Les États-Unis approuvent le retrait du Mali de la CPI

Frank Garcia a rencontré Abdoulaye Diop à Bamako. Le secrétaire adjoint américain à la Sécurité intérieure est chargé des affaires africaines. Il a approuvé la décision malienne d’engager un retrait de la CPI. Cette réunion fait suite à des échanges similaires avec le Burkina Faso et le Niger. Ces deux pays ont aussi annoncé leur intention de quitter la cour.

Les États-Unis respectent ce choix souverain. Ils considèrent que la CPI applique une justice inéquitable. Les procédures sont perçues comme politisées. Un communiqué officiel précise cette position. Washington ne conteste pas la souveraineté des États.

Le Mali, le Burkina Faso et le Niger critiquent la cour depuis plusieurs années. Ils estiment qu’elle cible certaines nations africaines. La décision malienne a été annoncée officiellement. Elle ouvre un processus de retrait. Les États-Unis saluent cette orientation. Ils souhaitent maintenir une coopération sécuritaire avec les trois pays.

Frank Garcia et Abdoulaye Diop ont discuté de priorités communes.
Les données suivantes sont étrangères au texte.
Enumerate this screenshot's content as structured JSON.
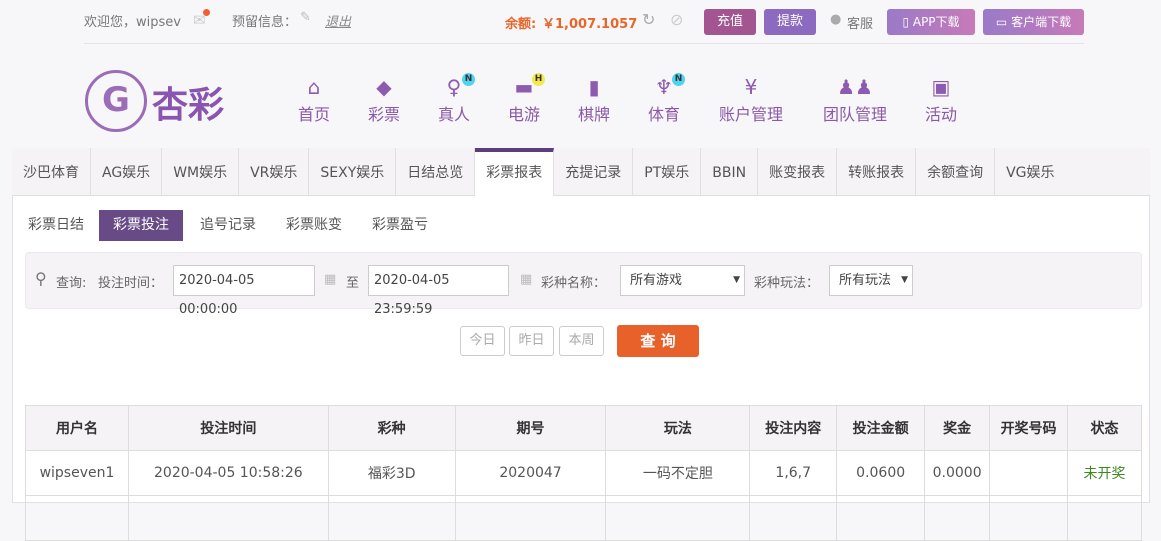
{
  "topbar": {
    "welcome": "欢迎您，wipsev",
    "reserved_info": "预留信息：",
    "logout": "退出",
    "balance_label": "余额:",
    "balance_value": "￥1,007.1057",
    "deposit": "充值",
    "withdraw": "提款",
    "support": "客服",
    "app_download": "APP下载",
    "client_download": "客户端下载"
  },
  "logo": {
    "text": "杏彩"
  },
  "nav": [
    {
      "label": "首页",
      "icon": "home-icon"
    },
    {
      "label": "彩票",
      "icon": "ticket-icon"
    },
    {
      "label": "真人",
      "icon": "woman-icon",
      "badge": "N"
    },
    {
      "label": "电游",
      "icon": "gamepad-icon",
      "badge": "H"
    },
    {
      "label": "棋牌",
      "icon": "cards-icon"
    },
    {
      "label": "体育",
      "icon": "trophy-icon",
      "badge": "N"
    },
    {
      "label": "账户管理",
      "icon": "yen-coin-icon"
    },
    {
      "label": "团队管理",
      "icon": "users-icon"
    },
    {
      "label": "活动",
      "icon": "gift-icon"
    }
  ],
  "tabs": [
    "沙巴体育",
    "AG娱乐",
    "WM娱乐",
    "VR娱乐",
    "SEXY娱乐",
    "日结总览",
    "彩票报表",
    "充提记录",
    "PT娱乐",
    "BBIN",
    "账变报表",
    "转账报表",
    "余额查询",
    "VG娱乐"
  ],
  "subtabs": [
    "彩票日结",
    "彩票投注",
    "追号记录",
    "彩票账变",
    "彩票盈亏"
  ],
  "filter": {
    "query_label": "查询:",
    "time_label": "投注时间：",
    "start": "2020-04-05 00:00:00",
    "to": "至",
    "end": "2020-04-05 23:59:59",
    "game_label": "彩种名称：",
    "game_value": "所有游戏",
    "play_label": "彩种玩法：",
    "play_value": "所有玩法"
  },
  "quick": {
    "today": "今日",
    "yesterday": "昨日",
    "week": "本周",
    "search": "查 询"
  },
  "table": {
    "headers": [
      "用户名",
      "投注时间",
      "彩种",
      "期号",
      "玩法",
      "投注内容",
      "投注金额",
      "奖金",
      "开奖号码",
      "状态"
    ],
    "rows": [
      [
        "wipseven1",
        "2020-04-05 10:58:26",
        "福彩3D",
        "2020047",
        "一码不定胆",
        "1,6,7",
        "0.0600",
        "0.0000",
        "",
        "未开奖"
      ]
    ]
  }
}
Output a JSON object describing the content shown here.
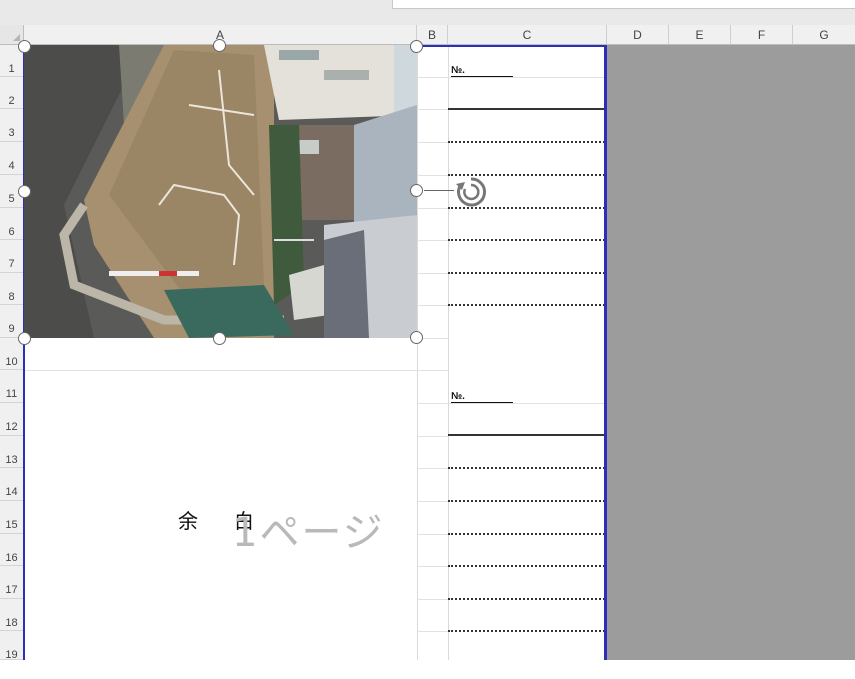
{
  "columns": [
    {
      "id": "col-a",
      "label": "A"
    },
    {
      "id": "col-b",
      "label": "B"
    },
    {
      "id": "col-c",
      "label": "C"
    },
    {
      "id": "col-d",
      "label": "D"
    },
    {
      "id": "col-e",
      "label": "E"
    },
    {
      "id": "col-f",
      "label": "F"
    },
    {
      "id": "col-g",
      "label": "G"
    }
  ],
  "rows": [
    "1",
    "2",
    "3",
    "4",
    "5",
    "6",
    "7",
    "8",
    "9",
    "10",
    "11",
    "12",
    "13",
    "14",
    "15",
    "16",
    "17",
    "18",
    "19"
  ],
  "sheet": {
    "no_label_1": "№.",
    "no_label_2": "№.",
    "watermark_amaki": "余白",
    "watermark_page": "1ページ"
  },
  "colors": {
    "page_break": "#2d2fb8",
    "outside_print_area": "#9c9c9c",
    "header_bg": "#f0f0f0"
  }
}
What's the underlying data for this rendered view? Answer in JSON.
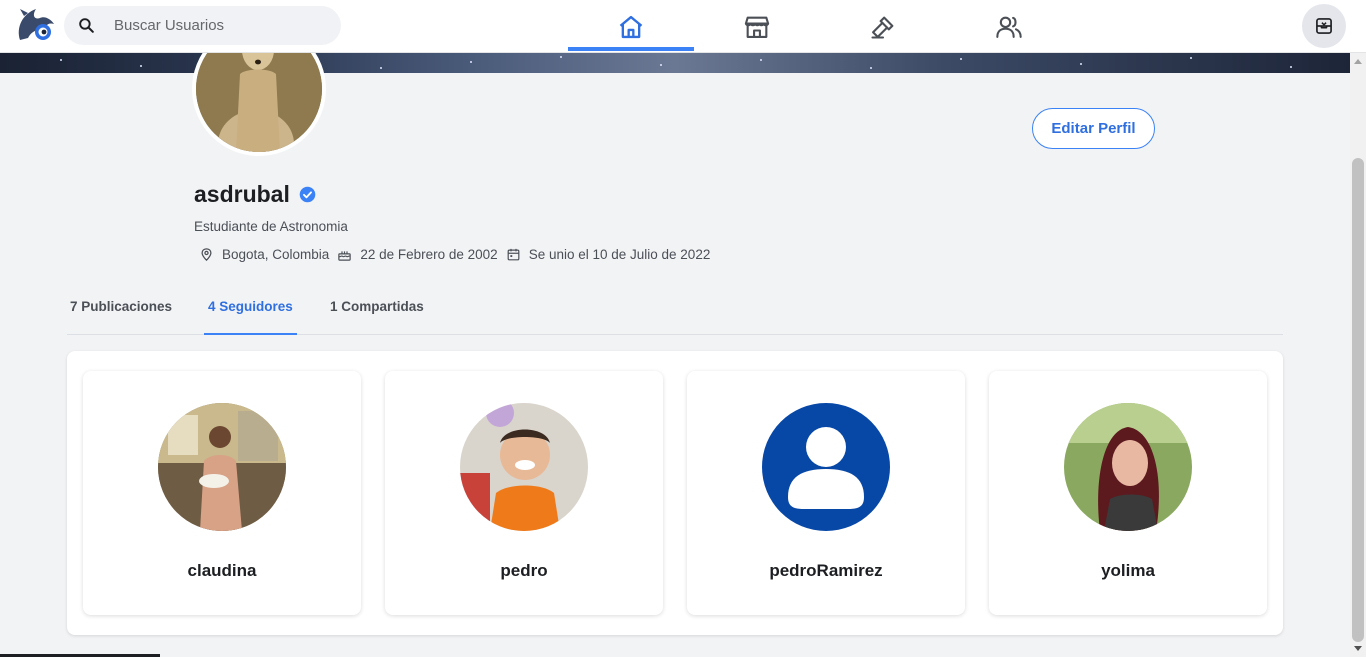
{
  "search": {
    "placeholder": "Buscar Usuarios"
  },
  "nav": [
    "home-icon",
    "store-icon",
    "hammer-icon",
    "users-icon"
  ],
  "profile": {
    "name": "asdrubal",
    "bio": "Estudiante de Astronomia",
    "location": "Bogota, Colombia",
    "birthday": "22 de Febrero de 2002",
    "joined": "Se unio el 10 de Julio de 2022",
    "edit_label": "Editar Perfil"
  },
  "tabs": [
    {
      "label": "7 Publicaciones"
    },
    {
      "label": "4 Seguidores"
    },
    {
      "label": "1 Compartidas"
    }
  ],
  "followers": [
    {
      "name": "claudina"
    },
    {
      "name": "pedro"
    },
    {
      "name": "pedroRamirez"
    },
    {
      "name": "yolima"
    }
  ],
  "colors": {
    "accent": "#3b82f6",
    "default_avatar_bg": "#0747a6"
  }
}
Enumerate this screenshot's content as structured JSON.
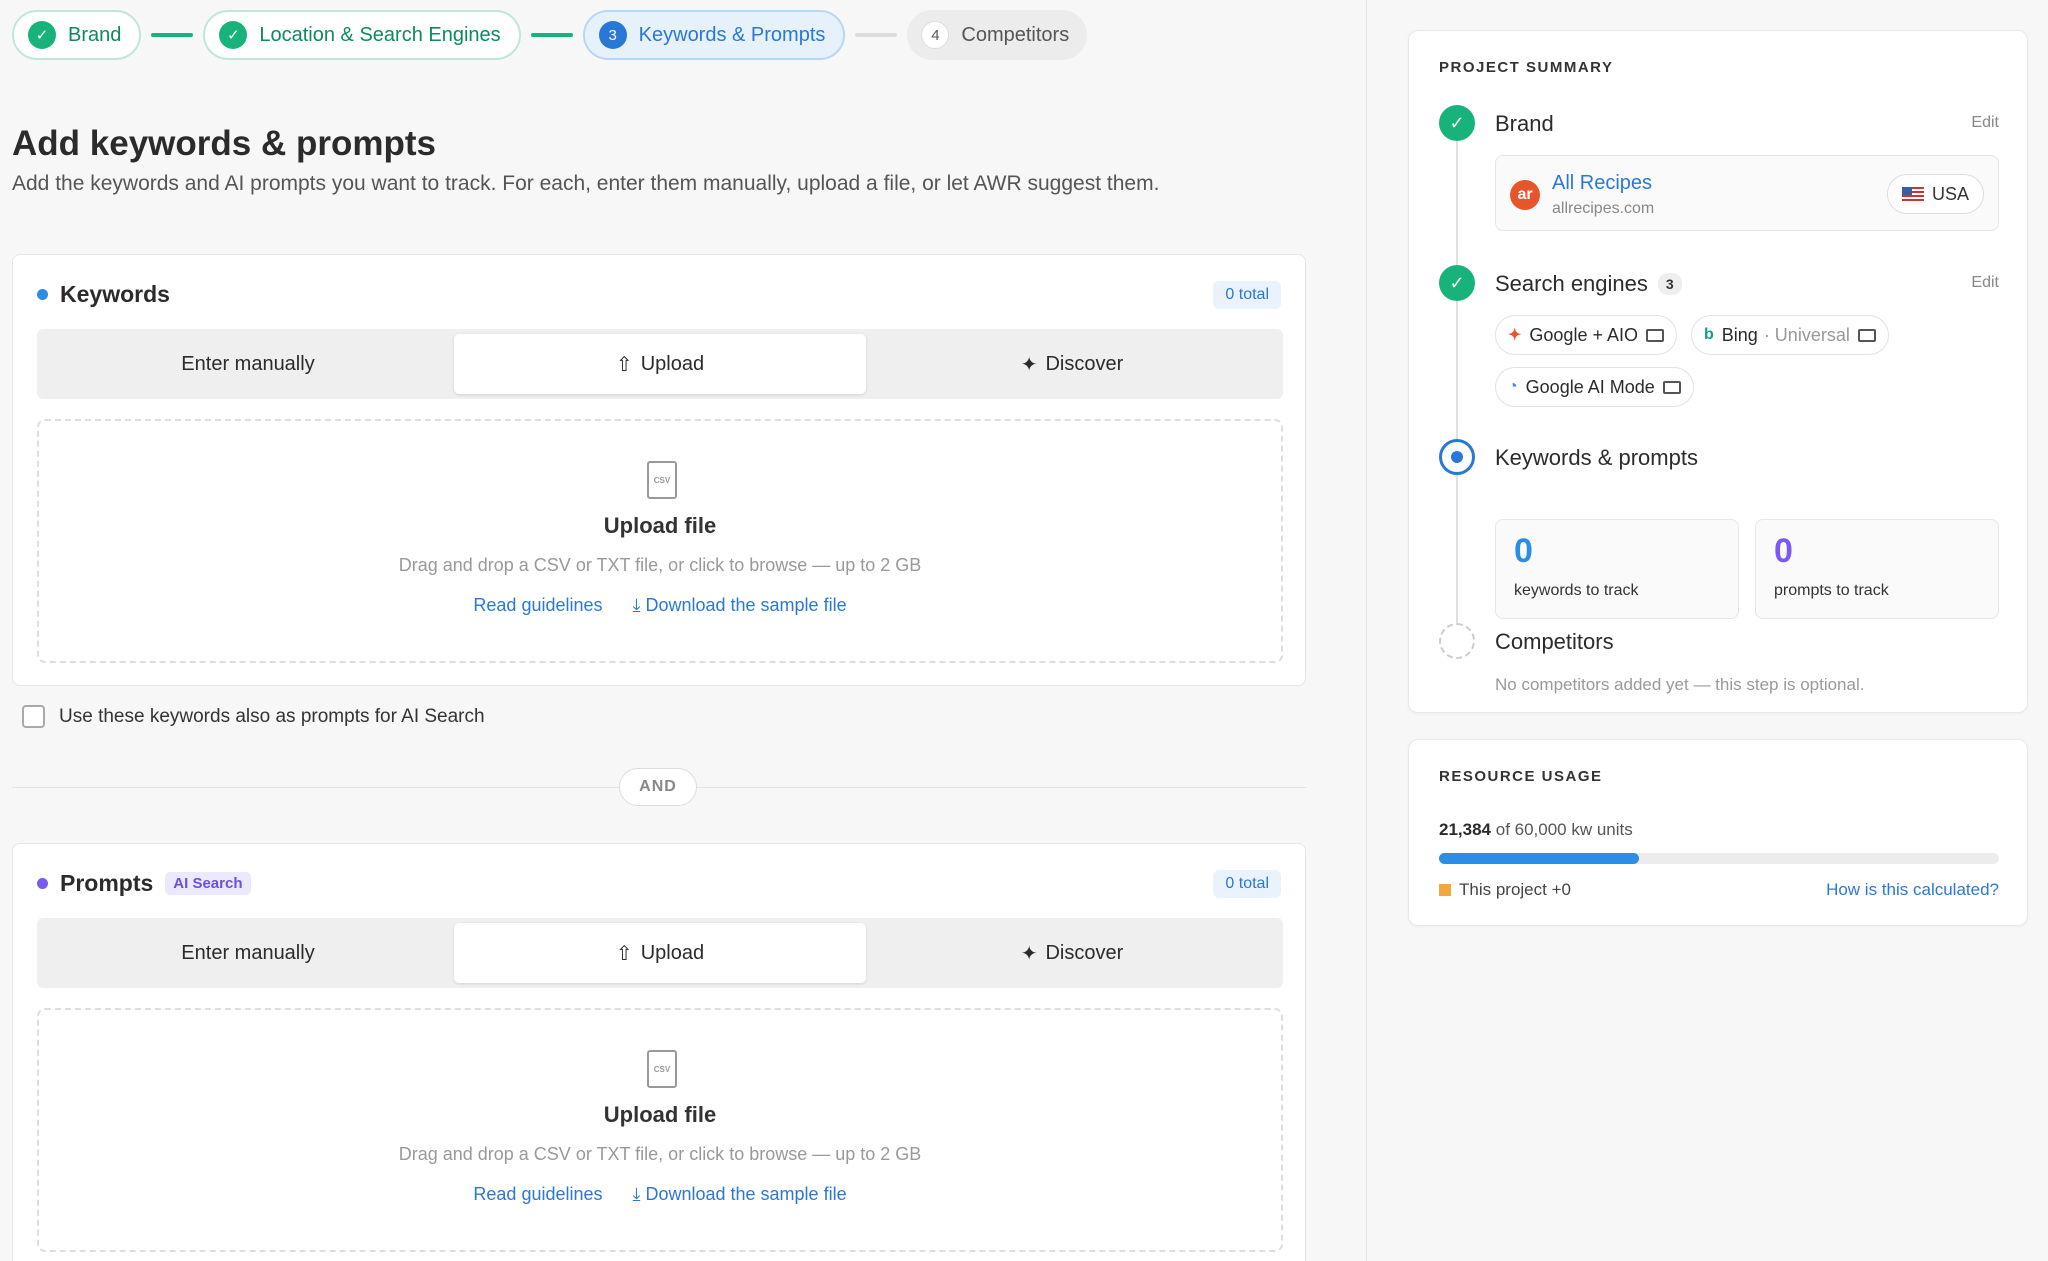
{
  "stepper": {
    "steps": [
      {
        "num": "✓",
        "label": "Brand"
      },
      {
        "num": "✓",
        "label": "Location & Search Engines"
      },
      {
        "num": "3",
        "label": "Keywords & Prompts"
      },
      {
        "num": "4",
        "label": "Competitors"
      }
    ]
  },
  "page": {
    "title": "Add keywords & prompts",
    "subtitle": "Add the keywords and AI prompts you want to track. For each, enter them manually, upload a file, or let AWR suggest them."
  },
  "keywords": {
    "title": "Keywords",
    "total": "0 total",
    "tabs": {
      "manual": "Enter manually",
      "upload": "Upload",
      "discover": "Discover"
    },
    "drop": {
      "file_tag": "CSV",
      "title": "Upload file",
      "sub": "Drag and drop a CSV or TXT file, or click to browse — up to 2 GB",
      "guidelines": "Read guidelines",
      "sample": "Download the sample file"
    }
  },
  "checkbox_label": "Use these keywords also as prompts for AI Search",
  "and_label": "AND",
  "prompts": {
    "title": "Prompts",
    "badge": "AI Search",
    "total": "0 total",
    "tabs": {
      "manual": "Enter manually",
      "upload": "Upload",
      "discover": "Discover"
    },
    "drop": {
      "file_tag": "CSV",
      "title": "Upload file",
      "sub": "Drag and drop a CSV or TXT file, or click to browse — up to 2 GB",
      "guidelines": "Read guidelines",
      "sample": "Download the sample file"
    }
  },
  "summary": {
    "heading": "PROJECT SUMMARY",
    "edit": "Edit",
    "brand": {
      "title": "Brand",
      "logo_text": "ar",
      "name": "All Recipes",
      "url": "allrecipes.com",
      "country": "USA"
    },
    "engines": {
      "title": "Search engines",
      "count": "3",
      "items": [
        {
          "name": "Google + AIO",
          "extra": ""
        },
        {
          "name": "Bing",
          "extra": "· Universal"
        },
        {
          "name": "Google AI Mode",
          "extra": ""
        }
      ]
    },
    "kp": {
      "title": "Keywords & prompts",
      "keywords_count": "0",
      "keywords_label": "keywords to track",
      "prompts_count": "0",
      "prompts_label": "prompts to track"
    },
    "competitors": {
      "title": "Competitors",
      "note": "No competitors added yet — this step is optional."
    }
  },
  "usage": {
    "heading": "RESOURCE USAGE",
    "used": "21,384",
    "of_text": "of 60,000 kw units",
    "fraction": 0.3564,
    "legend": "This project +0",
    "link": "How is this calculated?"
  },
  "colors": {
    "accent": "#2a78d6",
    "success": "#17b37b",
    "keywords_dot": "#2a8de6",
    "prompts_dot": "#7a5af0"
  }
}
La sécurité régionale reste un sujet central. Les groupes armés menacent la stabilité du Sahel. Washington veut renforcer son partenariat avec ces États. Les discussions ont porté sur des actions concrètes.

La CPI a été créée en 2002. Elle juge les crimes de guerre et les crimes contre l’humanité. Plusieurs nations africaines ont exprimé des réserves. Les États-Unis ne sont pas membres de la cour. Ils soutiennent le droit des pays à se retirer.

Cette rencontre s’est déroulée dans un contexte de tensions diplomatiques. Le Mali a renforcé ses liens avec la Russie. Le Burkina Faso et le Niger ont suivi une voie similaire. Washington cherche à préserver son influence dans la région. La coopération sécuritaire demeure une priorité.

Les trois pays sahéliens ont formé l’Alliance des États du Sahel. Ils coordonnent leurs actions militaires. Les États-Unis approuvent cette initiative de défense collective. Ils fournissent un soutien logistique et technique. Les discussions ont abordé ce partenariat.

Aucune date précise de retrait n’a été annoncée. Le processus juridique prendra plusieurs mois. Les États-Unis restent engagés aux côtés de ces nations. Ils continueront à échanger sur les questions sécuritaires. La stabilité du Sahel est un objectif commun.